Un prix littéraire possède aussi un rôle incitatif, un rôle de communicant : il permet un retour sous les projecteurs d’un livre – et d’un auteur – passés entre les fourches caudines de la critique, trop souvent étouffée par la masse des publications de rentrée. Ainsi Jan Wagner a-t-il été oublié par certains, dont votre serviteur, et grâce au prix Max Jacob, voilà cet impair corrigé.

Car Jan Wagner, malgré son jeune âge, est un immense poète outre-Rhin, et son œuvre compte beaucoup pour les germanophones. Or, la traduction est un enjeu considérable, ici plus qu’ailleurs, car la poésie est fille de l’image et du son, cette oralité qui permet au mot de venir souffler une autre signification que celle, primaire, de sa racine ; et le jeu poétique consiste alors à chanter une ballade qui n’est pas celle que l’on croirait, une phrase qui ne dit pas seulement ce qu’elle narre mais qui ouvre d’autres champs, œuvrant à unir l’idée d’une image associée à un son pour produire une pensée, une sensation, un ressenti qui emporte le lecteur hors-sol…
Les deux traducteurs se sont d’ailleurs amusés à traduire le premier poème, chacun selon sa sensibilité, son bagage culturel, et la différence entre les deux versions est assez marquante.

D’autant que traduire Jan Wagner n’est pas une sinécure étant donné qu’il s’adonne à transposer des objets du quotidien dans son univers onirique ; ainsi le voilà qui s’épanche sur une serviette, du savon, une balle de tennis… Cependant, cette poésie n’est pas célébration d’un naturel consensuel, au contraire, c’est une tentative de saisir la manière dont le je va pouvoir se manifester dans le prolongement de sa mémoire personnelle à la rencontre d’objets du quotidien.
Voilà donc des poèmes qui se veulent une réflexion sur la littérature, une mise en abyme de l’auteur qui n’est autre qu’un globe-trotteur qui cueille la bonne image dans cette immense bibliothèque qu’est le monde… Le cosmos devient alors un miroir de l’intelligence poétique.

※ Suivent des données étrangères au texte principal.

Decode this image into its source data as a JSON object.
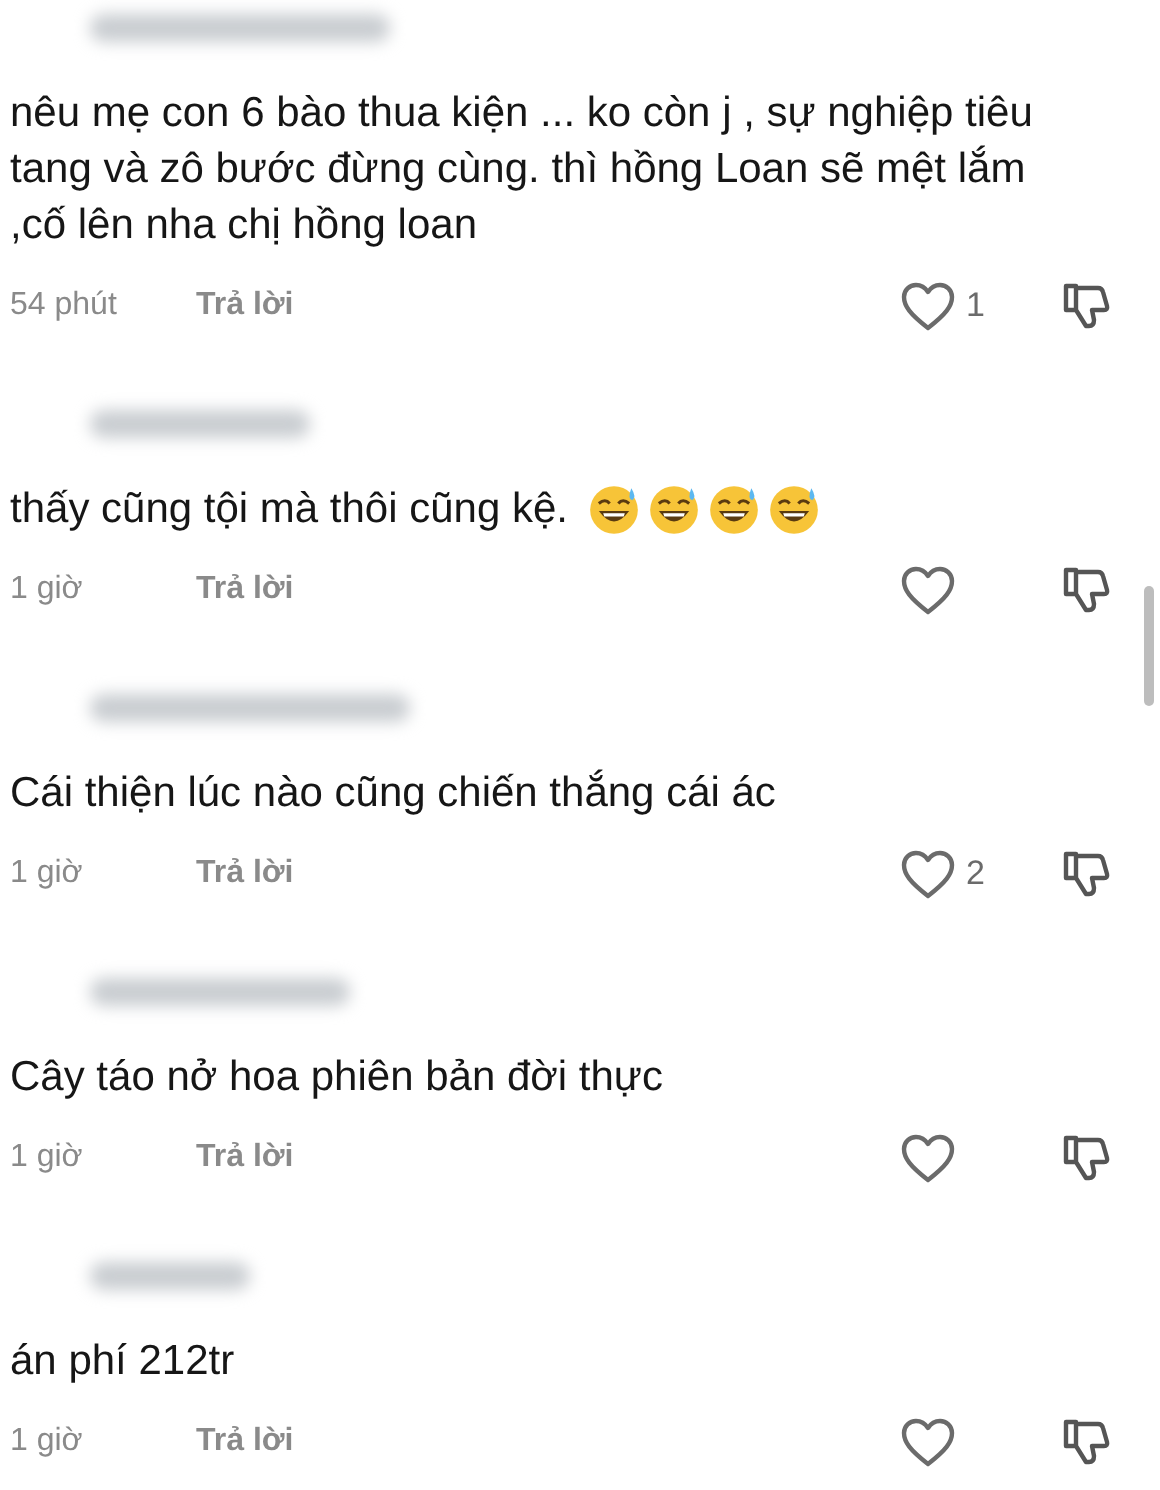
{
  "comments": [
    {
      "author": {
        "blurred": true
      },
      "text": "nêu mẹ con 6 bào thua kiện ... ko còn j , sự nghiệp tiêu tang và zô bước đừng cùng. thì hồng Loan sẽ mệt lắm ,cố lên nha chị hồng loan",
      "time": "54 phút",
      "reply": "Trả lời",
      "liked": false,
      "like_count": "1"
    },
    {
      "author": {
        "blurred": true
      },
      "text": "thấy cũng tội mà thôi cũng kệ.",
      "reactions": [
        {
          "kind": "sweat-smile"
        },
        {
          "kind": "sweat-smile"
        },
        {
          "kind": "sweat-smile"
        },
        {
          "kind": "sweat-smile"
        }
      ],
      "time": "1 giờ",
      "reply": "Trả lời",
      "liked": false
    },
    {
      "author": {
        "blurred": true
      },
      "text": "Cái thiện lúc nào cũng chiến thắng cái ác",
      "time": "1 giờ",
      "reply": "Trả lời",
      "liked": false,
      "like_count": "2"
    },
    {
      "author": {
        "blurred": true
      },
      "text": "Cây táo nở hoa phiên bản đời thực",
      "time": "1 giờ",
      "reply": "Trả lời",
      "liked": false
    },
    {
      "author": {
        "blurred": true
      },
      "text": "án phí 212tr",
      "time": "1 giờ",
      "reply": "Trả lời",
      "liked": false
    }
  ]
}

Il en sera de cette poésie, des tableaux de Canaletto à Lazare ressuscité, des cimetières de Sarajevo au pied de saint Benoît, d’un vent de Nouvelle-Zélande à une boulangerie car de chaque énigme découle un sens qu’il convient de signaler au lecteur : la citerne au fond du jardin est un baril de Styx, et à la fin le poète se dessine en homme-ruche, immobile statue bardée d’une toison d’abeilles…
Jan Wagner est unanimement considéré comme le poète le plus doué, le plus inspiré et le plus original de sa génération ; les prix viennent donc en toute logique consacrer cet auteur : prix Büchner, prix Nelly-Sachs et maintenant le Max Jacob… Poète hors cadre, chez qui l’érudition le dispute à la créativité, ponctué d’une curiosité illimité, Jan Wagner s’inscrit dans la droite ligne des pairs des poèmes de l’objet. On pensera d’emblée à Francis Ponge ou à Rilke, avec un supplément d’âme, une approche mystique qui rappelle Tomas Tranströmer ou encore Yves Bonnefoy.

 

essai sur les serviettes

froides grues origamiques, ou
fières comme des quatre-mâts,
elles croisent sur les tables,

plein nord, toujours plein nord…
assez tôt un dernier rayon
tombé par la fenêtre empourpre

leur blanc d’une tache de sauce,
froissées en marge de l’assiette,
sans rien qu’un papillon de rouge

[…]


Lisez Jan Wagner et vous ne regarderez plus l’environnement proche du même œil, vous les magnifierez comme le poète l’a fait, avec cette précision d’orfèvre et son intelligence des images dont la profondeur n’est jamais dénuée d’humour ni de légèreté.

François Xavier

Jan Wagner, Les Variations de la citerne, traduit de l’allemand et présenté par Julien Lapeyre de Cabanes & Alexandre Pateau, Actes Sud, octobre 2019, 128 p. – 16 €

Lundi 23 mars 2020, la remise du prix Max Jacob étranger, en présence de Jan wagner, aura lieu au CNL, à 18h30.